日時:2018年4月7日(土曜日)15時~17時

会場:東京大学(本郷キャンパス)赤門総合研究棟7階738号室

最寄り駅:本郷三丁目駅(地下鉄丸の内線、大江戸線)
■アクセス:http://www.u-tokyo.ac.jp/campusmap/map01_02_j.html
■建物位置:http://www.u-tokyo.ac.jp/campusmap/cam01_08_02_j.html

赤門を入り右手の建物です。


▽発表者:田中美彩都氏(九州大学大学院博士後期課程、日本学術振興会特別研究員(DC1))

◎題目:旧韓末養子制度をめぐる社会の実態—新聞記事の分析を中心に—

【発表要旨】

 現在の韓国の家族制度は「儒教的」と評される一方で、非儒教的な要素をもはらむ。報告者は、現代の家族制度と朝鮮後期に一般化したとされる「儒教的」家族制度の間にひそむ連続性/非連続性を考察するため、祖先祭祀の継承を目的として同宗の男子を養子を対象に行われた継後養子を中心に、朝鮮の養子制度が近代に被った変化に着目している。
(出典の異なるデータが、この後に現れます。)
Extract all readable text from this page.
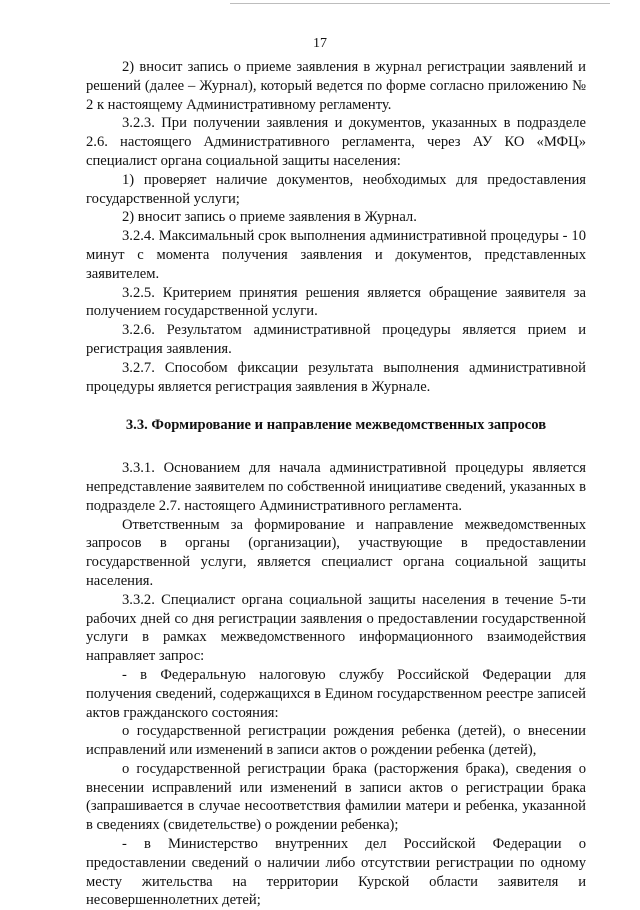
17

2) вносит запись о приеме заявления в журнал регистрации заявлений и решений (далее – Журнал), который ведется по форме согласно приложению № 2 к настоящему Административному регламенту.

3.2.3. При получении заявления и документов, указанных в подразделе 2.6. настоящего Административного регламента, через АУ КО «МФЦ» специалист органа социальной защиты населения:

1) проверяет наличие документов, необходимых для предоставления государственной услуги;

2) вносит запись о приеме заявления в Журнал.

3.2.4. Максимальный срок выполнения административной процедуры - 10 минут с момента получения заявления и документов, представленных заявителем.

3.2.5. Критерием принятия решения является обращение заявителя за получением государственной услуги.

3.2.6. Результатом административной процедуры является прием и регистрация заявления.

3.2.7. Способом фиксации результата выполнения административной процедуры является регистрация заявления в Журнале.

3.3. Формирование и направление межведомственных запросов

3.3.1. Основанием для начала административной процедуры является непредставление заявителем по собственной инициативе сведений, указанных в подразделе 2.7. настоящего Административного регламента.

Ответственным за формирование и направление межведомственных запросов в органы (организации), участвующие в предоставлении государственной услуги, является специалист органа социальной защиты населения.

3.3.2. Специалист органа социальной защиты населения в течение 5-ти рабочих дней со дня регистрации заявления о предоставлении государственной услуги в рамках межведомственного информационного взаимодействия направляет запрос:

- в Федеральную налоговую службу Российской Федерации для получения сведений, содержащихся в Едином государственном реестре записей актов гражданского состояния:

о государственной регистрации рождения ребенка (детей), о внесении исправлений или изменений в записи актов о рождении ребенка (детей),

о государственной регистрации брака (расторжения брака), сведения о внесении исправлений или изменений в записи актов о регистрации брака (запрашивается в случае несоответствия фамилии матери и ребенка, указанной в сведениях (свидетельстве) о рождении ребенка);

- в Министерство внутренних дел Российской Федерации о предоставлении сведений о наличии либо отсутствии регистрации по одному месту жительства на территории Курской области заявителя и несовершеннолетних детей;
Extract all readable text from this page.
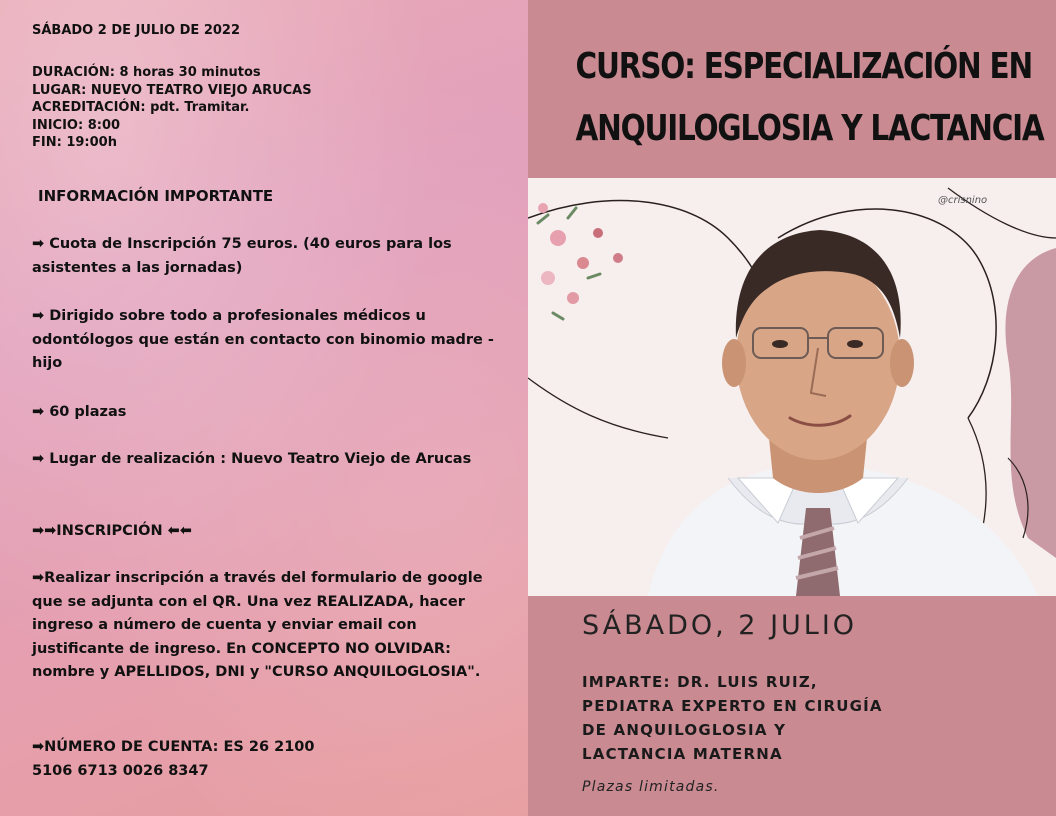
SÁBADO 2 DE JULIO DE 2022
DURACIÓN: 8 horas 30 minutos
LUGAR: NUEVO TEATRO VIEJO ARUCAS
ACREDITACIÓN: pdt. Tramitar.
INICIO: 8:00
FIN: 19:00h
INFORMACIÓN IMPORTANTE
➡ Cuota de Inscripción 75 euros. (40 euros para los asistentes a las jornadas)
➡ Dirigido sobre todo a profesionales médicos u odontólogos que están en contacto con binomio madre - hijo
➡ 60 plazas
➡ Lugar de realización : Nuevo Teatro Viejo de Arucas
➡➡INSCRIPCIÓN ⬅⬅
➡Realizar inscripción a través del formulario de google que se adjunta con el QR. Una vez REALIZADA, hacer ingreso a número de cuenta y enviar email con justificante de ingreso. En CONCEPTO NO OLVIDAR: nombre y APELLIDOS, DNI y "CURSO ANQUILOGLOSIA".
➡NÚMERO DE CUENTA: ES 26 2100 5106 6713 0026 8347
CURSO: ESPECIALIZACIÓN EN
ANQUILOGLOSIA Y LACTANCIA
@crisnino
SÁBADO, 2 JULIO
IMPARTE: DR. LUIS RUIZ,
PEDIATRA EXPERTO EN CIRUGÍA
DE ANQUILOGLOSIA Y
LACTANCIA MATERNA
Plazas limitadas.
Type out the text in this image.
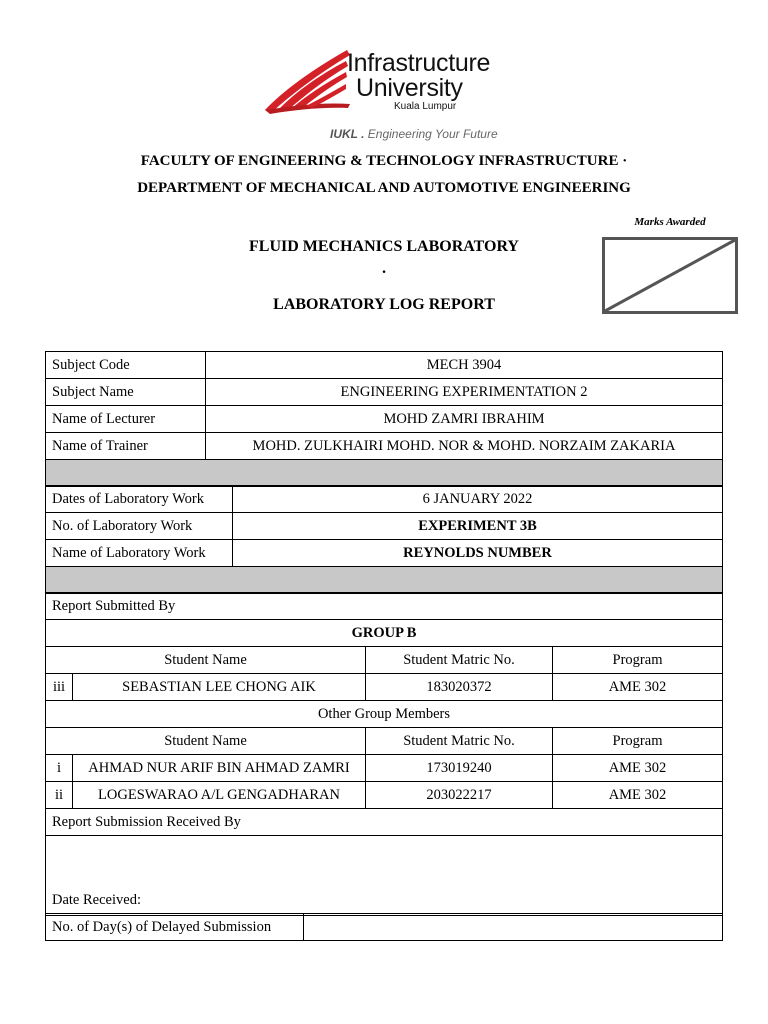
Infrastructure
University
Kuala Lumpur
IUKL . Engineering Your Future
FACULTY OF ENGINEERING & TECHNOLOGY INFRASTRUCTURE ·
DEPARTMENT OF MECHANICAL AND AUTOMOTIVE ENGINEERING
Marks Awarded
FLUID MECHANICS LABORATORY
·
LABORATORY LOG REPORT
Subject Code	MECH 3904
Subject Name	ENGINEERING EXPERIMENTATION 2
Name of Lecturer	MOHD ZAMRI IBRAHIM
Name of Trainer	MOHD. ZULKHAIRI MOHD. NOR & MOHD. NORZAIM ZAKARIA

Dates of Laboratory Work	6 JANUARY 2022
No. of Laboratory Work	EXPERIMENT 3B
Name of Laboratory Work	REYNOLDS NUMBER

Report Submitted By			
GROUP B			
Student Name		Student Matric No.	Program
iii	SEBASTIAN LEE CHONG AIK	183020372	AME 302
Other Group Members			
Student Name		Student Matric No.	Program
i	AHMAD NUR ARIF BIN AHMAD ZAMRI	173019240	AME 302
ii	LOGESWARAO A/L GENGADHARAN	203022217	AME 302
Report Submission Received By			
Date Received:			
No. of Day(s) of Delayed Submission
 本報告では、旧韓末の『皇城新聞』および『大韓毎日申報』の広告欄と雑報(社会記事)欄における養子関連記事を分析し、旧韓末の養子制度の運営実態の一端を把握することを目的とする。とくに広告欄には養子を含む家族関係の異動などを広く知らせるための個人広告が多数掲載されており、実社会での家族をめぐる問題の発生過程やその解決方法、行動主体などが浮彫りとなる。

 既往の養子制度研究の多くは朝鮮後期に注目し、法典の変遷や、王朝の公的記録や族譜などから把握される養子制度の運営実態などを明らかにしてきた。旧韓末の新聞記事に現れる養子制度の実態は、養子関係の成立や解消の条件などにつき、上記研究で明らかになった朝鮮後期の実態と傾向をほぼ同じくする一方、新聞や新式裁判などを活用した問題解決、日本人との金銭問題による罷養など旧韓末特有の状況も看取される。

 こうした分析結果は、1908年から植民地期にかけて日本人の主導により実施された慣習調査との関わりからも考察する必要がある。慣習調査の成果は、植民地期の法の制定や運用、裁判判決などで重要な意味を持ち、また当該期の家族制度を知る史料としても一部活用されてきた。ここで、当初の慣習調査が直接の観察対象としたのは変化しつつあった旧韓末の状況であり、朝鮮後期の「伝統」ではないことに注意する必要がある。これまで等閑視されてきた旧韓末の養子制度の運営実態の把握を通じて、慣習調査の内容やそれに基づく法政策をより批判的に検討することが可能となるだろう。